Honours Theses will be defended in an oral exam to the student's supervisory committee. This committee will normally consist of the student's supervisor plus two other faculty members, or one other faculty member and a professional from the community. After the defence, the committee will assign the thesis one of the following grades: Failed, Passed, or Passed with Distinction.
The "Honours Process": Starting and Finishing an Honours Degree
There are three "entry points" into the Honours Program (i.e., due dates for submitting applications): May 1, September 1, or January 4. Because of the extra course requirements and the extra time consumed by the process of producing an Honours Thesis, early planning is important. Although the Honours Program is not just for students thinking of graduate school, an Honours degree is needed for admission into most graduate programs (including non-psychology). Those interested in this path are advised to complete their Honours thesis in their fourth year, and should consider the following time-line:
- 3rd year (1st term): Consider options after graduation; identify area(s) of interest; discuss with academic advisor.
- 3rd year (2nd term): Contact the Honours Co-ordinator or a professor who is conducting research in an area of interest, and who is accepting Honours students the following year.
- Starting the program: Pending an agreement with a professor, students should submit their application to enter the Honours Program in either the beginning of the summer (May 1) or fall (September 1) semesters (i.e., between 3rd and 4th or beginning of 4th year).

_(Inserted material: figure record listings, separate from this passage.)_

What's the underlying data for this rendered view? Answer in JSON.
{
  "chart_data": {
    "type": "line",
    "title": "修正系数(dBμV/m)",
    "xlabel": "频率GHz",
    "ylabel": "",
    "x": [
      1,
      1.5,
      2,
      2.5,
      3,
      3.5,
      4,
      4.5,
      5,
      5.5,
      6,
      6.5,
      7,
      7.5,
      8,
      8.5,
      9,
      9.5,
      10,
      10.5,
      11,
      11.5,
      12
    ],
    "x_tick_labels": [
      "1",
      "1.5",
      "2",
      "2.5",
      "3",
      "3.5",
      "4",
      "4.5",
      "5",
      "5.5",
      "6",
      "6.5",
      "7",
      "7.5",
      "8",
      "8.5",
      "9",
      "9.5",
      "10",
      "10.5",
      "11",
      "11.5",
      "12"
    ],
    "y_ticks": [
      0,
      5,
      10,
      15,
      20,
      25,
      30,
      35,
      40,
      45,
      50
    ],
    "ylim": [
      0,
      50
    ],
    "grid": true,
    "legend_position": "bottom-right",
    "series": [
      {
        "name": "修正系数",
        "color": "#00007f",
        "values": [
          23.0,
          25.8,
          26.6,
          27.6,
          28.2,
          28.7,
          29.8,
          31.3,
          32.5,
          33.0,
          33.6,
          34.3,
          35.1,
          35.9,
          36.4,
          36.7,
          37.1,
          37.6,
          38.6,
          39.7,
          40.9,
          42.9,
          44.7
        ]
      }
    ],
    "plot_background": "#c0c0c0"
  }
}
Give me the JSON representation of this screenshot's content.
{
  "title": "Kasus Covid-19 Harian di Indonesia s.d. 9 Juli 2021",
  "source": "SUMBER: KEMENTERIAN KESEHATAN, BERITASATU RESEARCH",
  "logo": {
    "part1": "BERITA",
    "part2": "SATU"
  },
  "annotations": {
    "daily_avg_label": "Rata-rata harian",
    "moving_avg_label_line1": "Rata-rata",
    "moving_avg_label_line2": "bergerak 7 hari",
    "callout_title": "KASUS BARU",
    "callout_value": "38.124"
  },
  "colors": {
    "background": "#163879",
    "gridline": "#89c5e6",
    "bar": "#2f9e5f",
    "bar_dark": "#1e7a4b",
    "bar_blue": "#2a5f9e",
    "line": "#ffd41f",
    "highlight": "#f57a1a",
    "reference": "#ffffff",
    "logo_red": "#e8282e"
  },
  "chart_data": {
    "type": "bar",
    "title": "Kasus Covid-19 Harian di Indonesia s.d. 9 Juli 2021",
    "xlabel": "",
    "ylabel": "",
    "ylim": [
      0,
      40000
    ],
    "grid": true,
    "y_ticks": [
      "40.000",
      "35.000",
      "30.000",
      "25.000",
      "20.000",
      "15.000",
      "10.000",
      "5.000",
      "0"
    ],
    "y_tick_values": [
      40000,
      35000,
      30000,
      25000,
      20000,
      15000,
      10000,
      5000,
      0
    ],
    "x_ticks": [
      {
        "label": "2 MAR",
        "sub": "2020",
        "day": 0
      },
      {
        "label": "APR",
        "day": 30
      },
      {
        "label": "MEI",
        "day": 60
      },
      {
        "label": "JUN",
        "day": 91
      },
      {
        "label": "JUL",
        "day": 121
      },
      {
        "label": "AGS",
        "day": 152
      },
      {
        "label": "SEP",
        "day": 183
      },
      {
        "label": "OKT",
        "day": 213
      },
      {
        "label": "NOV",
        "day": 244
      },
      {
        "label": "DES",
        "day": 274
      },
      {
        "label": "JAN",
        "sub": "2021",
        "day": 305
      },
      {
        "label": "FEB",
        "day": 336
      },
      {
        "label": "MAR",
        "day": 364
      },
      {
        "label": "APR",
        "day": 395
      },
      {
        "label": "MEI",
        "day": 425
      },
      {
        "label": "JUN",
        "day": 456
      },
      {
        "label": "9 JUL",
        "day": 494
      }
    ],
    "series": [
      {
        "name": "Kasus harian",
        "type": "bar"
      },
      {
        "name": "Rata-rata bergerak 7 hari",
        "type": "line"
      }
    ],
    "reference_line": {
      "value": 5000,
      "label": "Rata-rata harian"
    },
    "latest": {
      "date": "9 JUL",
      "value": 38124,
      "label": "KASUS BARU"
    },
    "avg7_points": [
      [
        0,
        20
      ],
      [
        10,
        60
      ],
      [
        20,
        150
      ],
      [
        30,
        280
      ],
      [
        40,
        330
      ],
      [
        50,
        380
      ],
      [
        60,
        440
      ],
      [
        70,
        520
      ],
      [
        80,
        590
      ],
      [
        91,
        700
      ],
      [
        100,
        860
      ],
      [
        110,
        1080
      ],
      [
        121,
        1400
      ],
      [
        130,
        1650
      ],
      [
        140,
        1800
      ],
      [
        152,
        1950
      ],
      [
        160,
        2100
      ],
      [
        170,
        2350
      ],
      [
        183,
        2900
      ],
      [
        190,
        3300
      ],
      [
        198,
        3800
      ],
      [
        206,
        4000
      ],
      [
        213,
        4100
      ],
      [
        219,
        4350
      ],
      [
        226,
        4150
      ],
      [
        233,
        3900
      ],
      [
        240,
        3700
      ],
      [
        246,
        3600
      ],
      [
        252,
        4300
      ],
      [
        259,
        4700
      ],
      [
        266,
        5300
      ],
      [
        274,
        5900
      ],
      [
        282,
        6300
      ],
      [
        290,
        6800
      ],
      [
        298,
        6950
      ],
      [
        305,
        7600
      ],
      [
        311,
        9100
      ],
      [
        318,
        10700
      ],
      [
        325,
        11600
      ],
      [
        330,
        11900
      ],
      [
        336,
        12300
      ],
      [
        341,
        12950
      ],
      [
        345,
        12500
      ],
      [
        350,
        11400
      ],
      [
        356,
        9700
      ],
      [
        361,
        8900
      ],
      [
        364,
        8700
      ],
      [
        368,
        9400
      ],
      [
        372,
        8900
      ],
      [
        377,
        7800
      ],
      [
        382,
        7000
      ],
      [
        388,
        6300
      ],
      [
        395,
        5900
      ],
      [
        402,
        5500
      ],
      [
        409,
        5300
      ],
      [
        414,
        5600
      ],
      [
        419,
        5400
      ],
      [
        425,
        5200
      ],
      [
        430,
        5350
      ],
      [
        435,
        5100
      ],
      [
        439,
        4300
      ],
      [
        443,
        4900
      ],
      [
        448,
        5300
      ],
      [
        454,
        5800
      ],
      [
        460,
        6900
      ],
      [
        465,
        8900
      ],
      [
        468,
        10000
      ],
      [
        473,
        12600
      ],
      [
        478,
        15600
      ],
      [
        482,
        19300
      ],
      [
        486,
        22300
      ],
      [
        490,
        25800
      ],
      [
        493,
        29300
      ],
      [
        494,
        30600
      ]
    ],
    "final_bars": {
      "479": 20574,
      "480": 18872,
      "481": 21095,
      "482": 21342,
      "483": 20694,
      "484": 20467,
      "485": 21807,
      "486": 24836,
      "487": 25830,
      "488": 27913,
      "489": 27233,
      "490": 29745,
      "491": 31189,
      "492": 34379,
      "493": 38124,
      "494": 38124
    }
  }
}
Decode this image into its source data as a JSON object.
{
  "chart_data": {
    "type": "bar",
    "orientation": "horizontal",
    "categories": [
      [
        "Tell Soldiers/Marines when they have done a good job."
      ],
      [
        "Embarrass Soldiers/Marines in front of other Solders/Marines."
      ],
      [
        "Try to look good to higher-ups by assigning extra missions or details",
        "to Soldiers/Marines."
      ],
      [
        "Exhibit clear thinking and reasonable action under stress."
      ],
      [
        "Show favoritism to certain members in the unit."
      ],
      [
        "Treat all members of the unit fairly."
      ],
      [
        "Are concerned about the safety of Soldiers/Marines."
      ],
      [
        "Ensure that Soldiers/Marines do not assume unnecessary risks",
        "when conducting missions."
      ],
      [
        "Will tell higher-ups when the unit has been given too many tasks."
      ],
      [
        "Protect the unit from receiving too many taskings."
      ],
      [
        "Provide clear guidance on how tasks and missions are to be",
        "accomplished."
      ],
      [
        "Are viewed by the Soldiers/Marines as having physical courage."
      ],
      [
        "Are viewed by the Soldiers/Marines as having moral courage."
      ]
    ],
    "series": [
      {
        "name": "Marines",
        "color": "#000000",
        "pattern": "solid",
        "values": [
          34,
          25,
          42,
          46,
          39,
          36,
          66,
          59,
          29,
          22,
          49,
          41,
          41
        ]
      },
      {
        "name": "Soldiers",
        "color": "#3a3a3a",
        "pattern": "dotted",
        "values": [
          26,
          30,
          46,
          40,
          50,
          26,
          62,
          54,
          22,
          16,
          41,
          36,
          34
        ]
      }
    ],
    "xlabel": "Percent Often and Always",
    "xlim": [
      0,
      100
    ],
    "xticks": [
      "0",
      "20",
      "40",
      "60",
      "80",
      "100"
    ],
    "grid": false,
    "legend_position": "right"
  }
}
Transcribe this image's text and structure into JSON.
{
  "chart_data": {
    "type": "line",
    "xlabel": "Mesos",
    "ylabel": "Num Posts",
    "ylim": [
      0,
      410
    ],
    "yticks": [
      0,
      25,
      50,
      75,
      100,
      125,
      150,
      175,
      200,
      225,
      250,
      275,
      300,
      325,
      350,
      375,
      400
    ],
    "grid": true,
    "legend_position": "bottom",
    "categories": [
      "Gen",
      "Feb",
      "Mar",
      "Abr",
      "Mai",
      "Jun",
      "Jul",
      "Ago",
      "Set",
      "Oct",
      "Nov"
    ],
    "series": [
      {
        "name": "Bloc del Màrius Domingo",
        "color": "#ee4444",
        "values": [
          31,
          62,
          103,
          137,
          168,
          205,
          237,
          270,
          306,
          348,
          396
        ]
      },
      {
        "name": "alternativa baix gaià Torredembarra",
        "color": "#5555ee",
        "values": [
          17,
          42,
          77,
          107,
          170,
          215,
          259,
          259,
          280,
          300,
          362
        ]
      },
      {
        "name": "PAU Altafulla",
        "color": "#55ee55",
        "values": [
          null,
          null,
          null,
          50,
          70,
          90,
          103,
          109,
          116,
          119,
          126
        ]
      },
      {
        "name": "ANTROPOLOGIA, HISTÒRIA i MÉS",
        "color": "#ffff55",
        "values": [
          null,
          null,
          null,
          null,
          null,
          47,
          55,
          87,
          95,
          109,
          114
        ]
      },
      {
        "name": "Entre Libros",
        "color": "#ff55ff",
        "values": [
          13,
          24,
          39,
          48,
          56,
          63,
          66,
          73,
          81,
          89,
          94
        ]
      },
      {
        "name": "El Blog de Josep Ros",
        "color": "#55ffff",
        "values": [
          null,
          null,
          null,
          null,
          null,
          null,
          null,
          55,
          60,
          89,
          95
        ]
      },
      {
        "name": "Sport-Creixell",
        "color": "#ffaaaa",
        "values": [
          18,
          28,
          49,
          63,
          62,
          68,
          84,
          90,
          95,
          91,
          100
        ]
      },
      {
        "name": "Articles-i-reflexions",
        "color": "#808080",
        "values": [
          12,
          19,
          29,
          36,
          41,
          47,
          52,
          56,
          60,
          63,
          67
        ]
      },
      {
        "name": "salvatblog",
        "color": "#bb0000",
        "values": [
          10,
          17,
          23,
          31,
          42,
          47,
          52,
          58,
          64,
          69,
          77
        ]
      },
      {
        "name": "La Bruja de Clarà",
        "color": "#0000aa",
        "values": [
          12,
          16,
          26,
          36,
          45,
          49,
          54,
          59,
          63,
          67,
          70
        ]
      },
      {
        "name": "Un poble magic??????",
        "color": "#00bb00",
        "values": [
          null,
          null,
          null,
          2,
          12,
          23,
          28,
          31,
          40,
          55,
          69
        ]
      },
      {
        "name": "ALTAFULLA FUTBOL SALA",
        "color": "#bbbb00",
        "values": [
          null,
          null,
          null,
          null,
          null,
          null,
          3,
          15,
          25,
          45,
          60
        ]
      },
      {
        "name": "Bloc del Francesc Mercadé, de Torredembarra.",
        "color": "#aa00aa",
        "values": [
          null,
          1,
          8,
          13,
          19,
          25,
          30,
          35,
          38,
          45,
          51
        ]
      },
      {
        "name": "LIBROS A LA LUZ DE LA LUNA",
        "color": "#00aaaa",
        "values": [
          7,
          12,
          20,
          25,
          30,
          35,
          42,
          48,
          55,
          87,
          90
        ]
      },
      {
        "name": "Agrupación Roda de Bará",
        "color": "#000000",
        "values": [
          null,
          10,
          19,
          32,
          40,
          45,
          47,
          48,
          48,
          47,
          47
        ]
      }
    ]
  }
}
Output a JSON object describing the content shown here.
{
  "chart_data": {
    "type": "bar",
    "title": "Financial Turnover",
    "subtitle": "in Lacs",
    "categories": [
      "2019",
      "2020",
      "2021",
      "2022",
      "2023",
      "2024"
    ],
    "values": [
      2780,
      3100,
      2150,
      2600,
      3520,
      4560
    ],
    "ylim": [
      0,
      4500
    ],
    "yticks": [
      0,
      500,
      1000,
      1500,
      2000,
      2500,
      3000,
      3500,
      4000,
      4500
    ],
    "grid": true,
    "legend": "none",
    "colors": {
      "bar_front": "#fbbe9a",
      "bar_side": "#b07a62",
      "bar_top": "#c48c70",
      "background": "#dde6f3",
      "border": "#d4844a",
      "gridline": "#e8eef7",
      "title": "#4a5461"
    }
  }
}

- Other Important Points about the Honours Program
Admission to the program will be competitive, and because the demand for the program will likely exceed the resources, not all applicants who meet the formal requirements will be accepted. Students may be required to produce their theses largely at their own expense. The Department of Psychology is able to provide some financial support in the form of an Honours Thesis account, but the amount will depend on the funding the Department receives, and the number of students in the program.